Michelle, die Klassensprecherin der 5a, kommt nach dem Unterricht noch auf mich zu und meint: „Herr Dietz, die vielen Spiele haben sehr viel Spaß gemacht und unter uns gesagt, mache ich im Moment viel lieber Mathematik als Englisch oder Deutsch.“ Mit einem Lächeln verlässt sie den Raum und hinterlässt einen zufriedenen und klein wenig stolzen Mathematik – Lehramtsanwärter.

1. Entstehung und Anliegen der Hausarbeit

1.1 Eigene Erfahrungen

„Das Spiel bindet und löst. Es fesselt, es bannt, es bezaubert.“[4] Spiele finden in jedem Lebensalter Anklang. Während Kleinkinder spielend die Welt entdecken, ist für den Heranwachsenden der Besitz eines Gameboys schon ein Statussymbol. Im kleinen oder großen Kreis treffen sich generationsübergreifend Familien und Freunde, um gemeinsam ihrer Leidenschaft zu fröhnen und fernab vom Alltag zu entspannen. Traditionelle Skatabende, familiäre Romée-Runden und inszenierte Pokerduelle erfreuen sich wachsender Beliebtheit. Die traditionellen Spieleklassiker wie „Mensch ärgere dich nicht“ oder „Monopoly“ dürfen auch in keinem Haushalt fehlen. Der Spieleboom hält an.
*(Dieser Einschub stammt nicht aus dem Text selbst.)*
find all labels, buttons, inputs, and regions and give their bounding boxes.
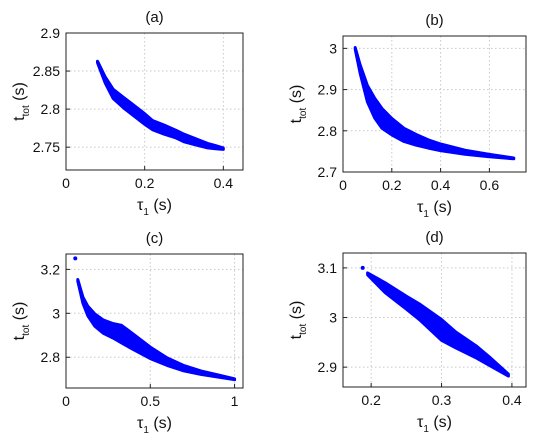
y-axis-label: ttot (s) [288,85,309,124]
axes-frame [65,32,244,171]
panel-1: 0 0.2 0.4 2.75 2.8 2.85 2.9 (a) τ1 (s) ttot (s) [11,9,244,218]
data-point [360,265,365,270]
x-tick-label: 0 [339,177,347,193]
panel-3: 0 0.5 1 2.8 3 3.2 (c) τ1 (s) ttot (s) [11,230,244,436]
x-tick-label: 0 [62,393,70,409]
y-tick-label: 3.1 [318,260,338,276]
y-tick-label: 3 [52,305,60,321]
panel-title: (b) [425,12,443,29]
data-band-1 [96,59,225,151]
axes-frame [65,253,244,389]
x-tick-label: 0.5 [141,393,161,409]
x-tick-label: 0.4 [502,392,522,408]
y-axis-label: ttot (s) [11,302,32,341]
y-axis-label: ttot (s) [288,301,309,340]
data-point [73,256,78,261]
panel-title: (c) [146,230,164,247]
y-tick-label: 2.7 [318,164,338,180]
panel-4: 0.2 0.3 0.4 2.9 3 3.1 (d) τ1 (s) ttot (s) [288,229,527,435]
y-tick-label: 2.8 [41,101,61,117]
x-tick-label: 0.2 [361,392,381,408]
panel-2: 0 0.2 0.4 0.6 2.7 2.8 2.9 3 (b) τ1 (s) ttot (s) [288,12,527,220]
x-axis-label: τ1 (s) [417,414,452,435]
y-tick-label: 2.9 [41,25,61,41]
y-tick-label: 3 [329,310,337,326]
y-tick-label: 3 [329,40,337,56]
axes-frame [342,252,527,388]
y-tick-label: 2.8 [41,349,61,365]
y-tick-label: 2.8 [318,123,338,139]
panel-title: (d) [425,229,443,246]
y-tick-label: 3.2 [41,261,61,277]
x-tick-label: 0.2 [135,175,155,191]
x-tick-label: 0 [62,175,70,191]
x-axis-label: τ1 (s) [417,199,452,220]
x-tick-label: 0.6 [480,177,500,193]
axes-frame [342,35,527,173]
y-tick-label: 2.9 [318,82,338,98]
x-tick-label: 0.2 [382,177,402,193]
data-band-1 [353,46,516,161]
y-tick-label: 2.9 [318,359,338,375]
x-tick-label: 0.3 [432,392,452,408]
panel-title: (a) [145,9,163,26]
y-axis-label: ttot (s) [11,82,32,121]
data-band-1 [366,271,510,378]
y-tick-label: 2.75 [33,139,60,155]
x-tick-label: 0.4 [431,177,451,193]
x-axis-label: τ1 (s) [137,197,172,218]
y-tick-label: 2.85 [33,63,60,79]
x-tick-label: 1 [231,393,239,409]
x-tick-label: 0.4 [214,175,234,191]
data-band-1 [76,278,237,382]
x-axis-label: τ1 (s) [137,415,172,436]
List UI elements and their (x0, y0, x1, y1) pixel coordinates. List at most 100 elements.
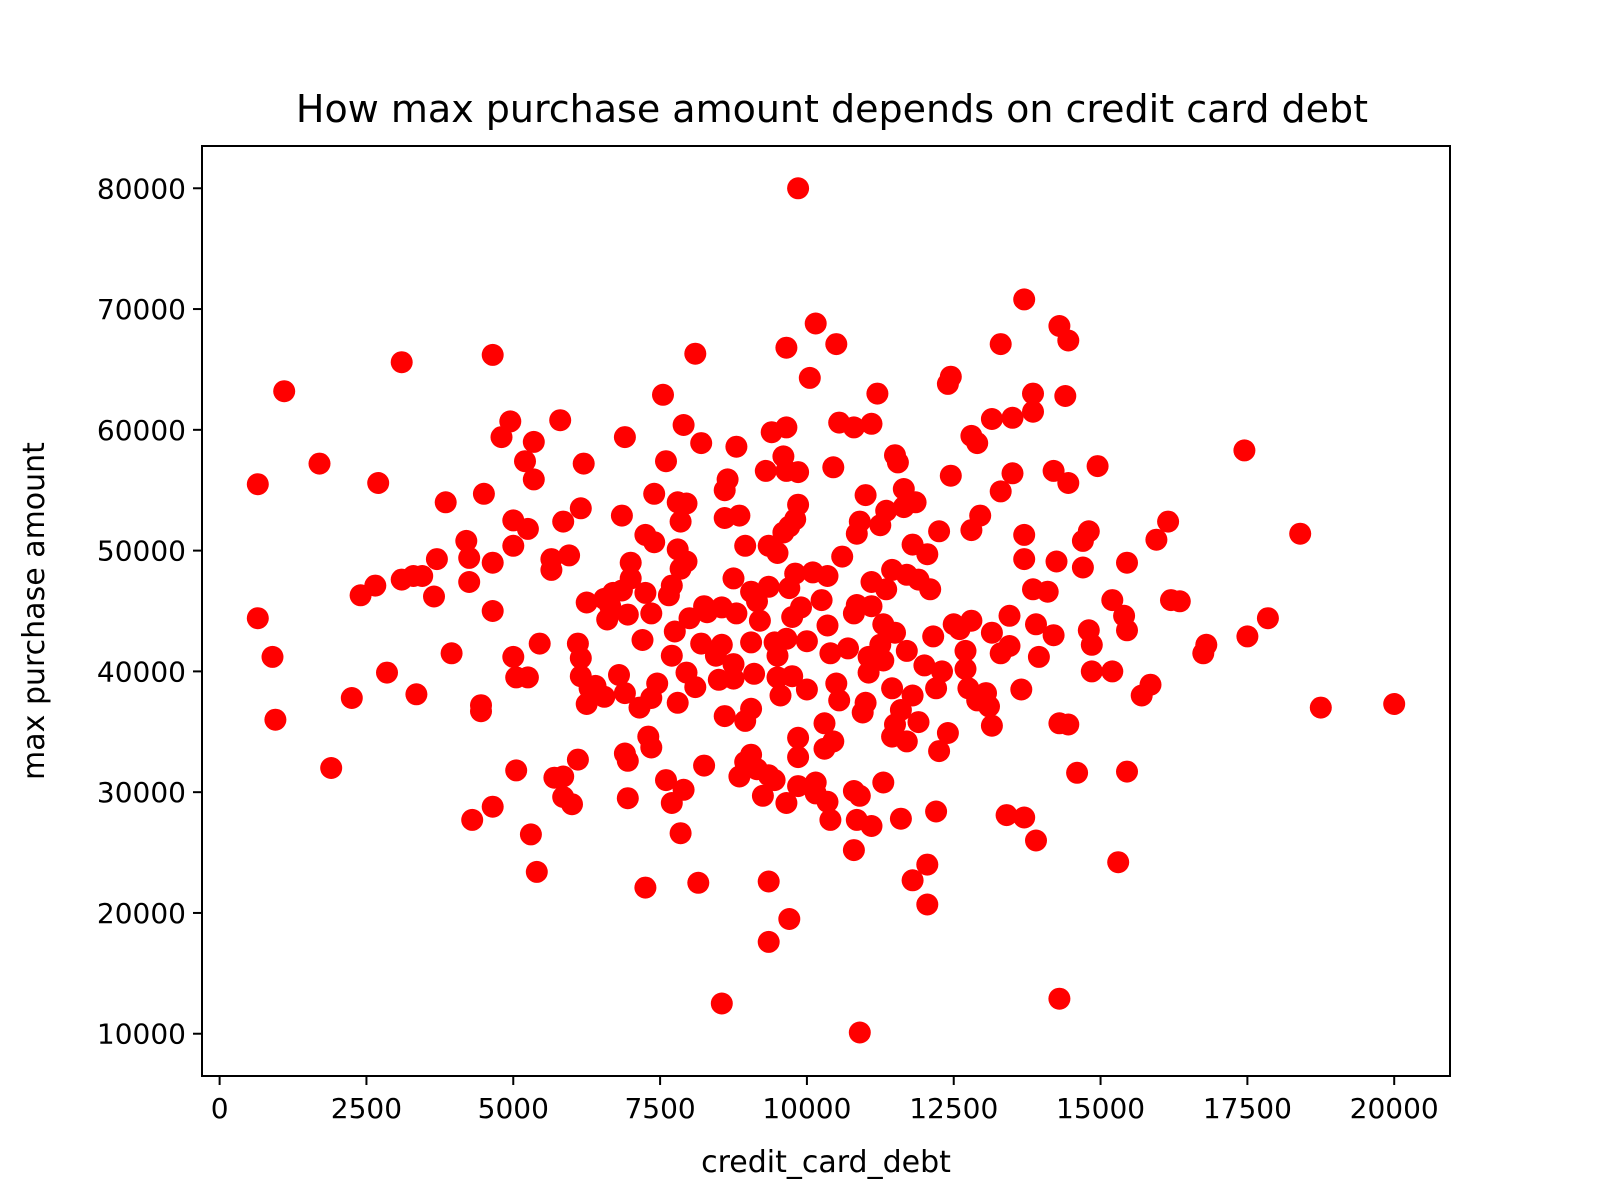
y-tick-label: 70000 (97, 293, 186, 326)
data-point (672, 778, 695, 801)
data-point (995, 804, 1018, 827)
data-point (634, 876, 657, 899)
data-point (1001, 406, 1024, 429)
data-point (522, 430, 545, 453)
plot-frame (201, 145, 1451, 1077)
data-point (866, 382, 889, 405)
data-point (787, 775, 810, 798)
data-point (616, 787, 639, 810)
data-point (795, 678, 818, 701)
y-tick-label: 60000 (97, 414, 186, 447)
data-point (748, 609, 771, 632)
data-point (916, 853, 939, 876)
y-tick-label: 80000 (97, 172, 186, 205)
data-point (502, 534, 525, 557)
data-point (1045, 550, 1068, 573)
data-point (1080, 660, 1103, 683)
data-point (608, 664, 630, 686)
data-point (634, 581, 657, 604)
data-point (978, 695, 1000, 718)
data-point (643, 531, 666, 554)
data-point (405, 683, 428, 706)
data-point (616, 603, 639, 626)
data-point (869, 514, 892, 537)
data-point (778, 515, 801, 538)
data-point (766, 644, 789, 667)
data-point (734, 709, 757, 732)
data-point (514, 450, 536, 473)
data-point (860, 815, 883, 837)
data-point (455, 529, 478, 552)
data-point (931, 660, 953, 683)
data-point (875, 578, 898, 601)
data-point (907, 711, 930, 734)
data-point (502, 645, 525, 668)
data-point (349, 584, 372, 607)
x-tick-label: 10000 (762, 1092, 851, 1125)
y-tick-label: 40000 (97, 655, 186, 688)
data-point (713, 705, 736, 728)
data-point (640, 687, 663, 709)
data-point (458, 546, 481, 569)
y-axis: 10000 20000 30000 40000 50000 60000 70000 80000 (97, 172, 202, 1051)
data-point (264, 708, 287, 731)
data-point (640, 736, 663, 759)
data-point (916, 543, 939, 566)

Ständig flimmern Spielshows wie „Wer wird Milionär?“, „Quiz-Taxi“, „Deal or no deal“ oder „Wetten dass“ über die Mattscheibe, sorgen für Rekordeinschaltquoten, indem sie den Spielgedanken geschickt in ein ansprechendes Unterhaltungsformat einbinden und mit großen Sach- oder Geldpreisen locken.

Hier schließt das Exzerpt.